Vervolgens heeft verdachte het geld dat hij door oplichting had verkregen witgewassen door deze voorhanden te hebben of over te dragen, waarbij hij de werkelijke aard van dit geld, alsmede de rechthebbenden op dit geld heeft verhuld. Verdachte heeft door zijn handelen er aan bijgedragen dat opbrengsten van misdrijven aan het zicht worden onttrokken en daaraan een schijnbaar legale herkomst wordt verschaft. Dit vormt een bedreiging van de legale economie en een aantasting van de integriteit van het financiële en economische verkeer.
Verdachte is eerder voor vermogensdelicten veroordeeld. In het voordeel van verdachte houdt de rechtbank rekening met de periode die is verstreken sinds het verhoor van verdachte. Verdachte is in maart 2010 door de politie gehoord. Ook de medeverdachten zijn omstreeks diezelfde periode, in mei 2010, verhoord. Het einddossier was in april 2011 reeds gereed. Verdachte is op 30 mei 2013 voor het eerst in deze zaak gedagvaard. Dat betekent dat er meer dan drie jaren zijn verstreken sinds het verhoor van verdachte. De redelijke termijn is daarmee fors overschreden.
Bij soortgelijke delicten zou de rechtbank wellicht overgegaan zijn tot het opleggen van een aanzienlijke werkstraf, maar gelet op bovengenoemde forse overschrijding van de redelijke termijn en het belang dat de rechtbank hecht aan het terugbetalen van het bedrag aan de benadeelde partij, is de rechtbank van oordeel dat een schuldigverklaring zonder oplegging van straf passend is.

9.Benadeelde partij

De benadeelde partij Linde Gas Benelux BV heeft overeenkomstig het bepaalde in artikel 51f van het Wetboek van Strafvordering opgave gedaan van de inhoud van de vordering.
De benadeelde partij vordert in totaal een bedrag van € 55.465,06 aan materiële schade en
€ 3.601,30 aan proceskosten.
De officier van justitie heeft afwijzing gevorderd van de vordering van de benadeelde partij in verband met het civiele vonnis dat reeds tussen partijen gewezen is. De officier van justitie heeft separaat oplegging van de schadevergoedingsmaatregel gevraagd tot een bedrag van € 45.815,06 (€ 55.465,06 - € 9.650,00).
De raadsman heeft zich primair op het standpunt gesteld dat de vordering van de benadeelde partij moet worden afgewezen omdat er al een civiele uitspraak in het dossier zit tussen de benadeelde partij en verdachte.
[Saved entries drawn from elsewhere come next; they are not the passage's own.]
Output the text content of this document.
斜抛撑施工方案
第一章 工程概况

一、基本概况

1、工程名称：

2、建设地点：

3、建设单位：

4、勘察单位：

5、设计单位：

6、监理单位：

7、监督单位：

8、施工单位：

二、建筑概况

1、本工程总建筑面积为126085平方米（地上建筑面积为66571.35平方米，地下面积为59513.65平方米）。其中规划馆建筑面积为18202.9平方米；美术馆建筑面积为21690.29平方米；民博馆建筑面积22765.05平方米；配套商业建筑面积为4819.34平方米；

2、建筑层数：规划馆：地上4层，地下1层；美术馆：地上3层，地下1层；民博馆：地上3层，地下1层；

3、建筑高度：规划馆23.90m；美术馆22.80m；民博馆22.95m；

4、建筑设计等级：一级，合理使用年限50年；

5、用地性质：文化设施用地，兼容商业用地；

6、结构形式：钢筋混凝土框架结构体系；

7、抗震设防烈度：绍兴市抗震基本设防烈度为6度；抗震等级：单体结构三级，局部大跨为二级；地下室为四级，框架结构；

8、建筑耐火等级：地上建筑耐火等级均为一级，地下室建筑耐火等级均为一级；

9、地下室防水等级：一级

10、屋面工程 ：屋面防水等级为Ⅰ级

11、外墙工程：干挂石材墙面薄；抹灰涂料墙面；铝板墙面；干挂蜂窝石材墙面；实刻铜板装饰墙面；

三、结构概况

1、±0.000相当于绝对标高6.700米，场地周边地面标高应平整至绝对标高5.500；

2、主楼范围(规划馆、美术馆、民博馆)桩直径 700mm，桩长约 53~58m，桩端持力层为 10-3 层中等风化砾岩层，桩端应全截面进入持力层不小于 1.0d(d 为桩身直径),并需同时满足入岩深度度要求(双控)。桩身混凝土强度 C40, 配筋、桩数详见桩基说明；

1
De raadsman heeft zich verder op het standpunt gesteld dat de schademaatregel niet separaat dient te worden opgelegd nu het een oud feit betreft.
De rechtbank is van oordeel dat de vordering van de benadeel partij dient te worden afgewezen omdat er tussen partijen reeds een civiele procedure is gevoerd. Dit is dan wel een bij verstek gewezen vonnis dat nog niet in kracht van gewijsde is gegaan, maar desalniettemin is het in strijd met het ne bis in idem-beginsel om nogmaals over hetzelfde feit te oordelen. De rechtbank zal eveneens de door de officier van justitie gevorderde schadevergoedingsmaatregel afwijzen nu de benadeelde partij al over een civiel vonnis beschikt om de vordering met de daarbij behorende dwangmiddelen te innen.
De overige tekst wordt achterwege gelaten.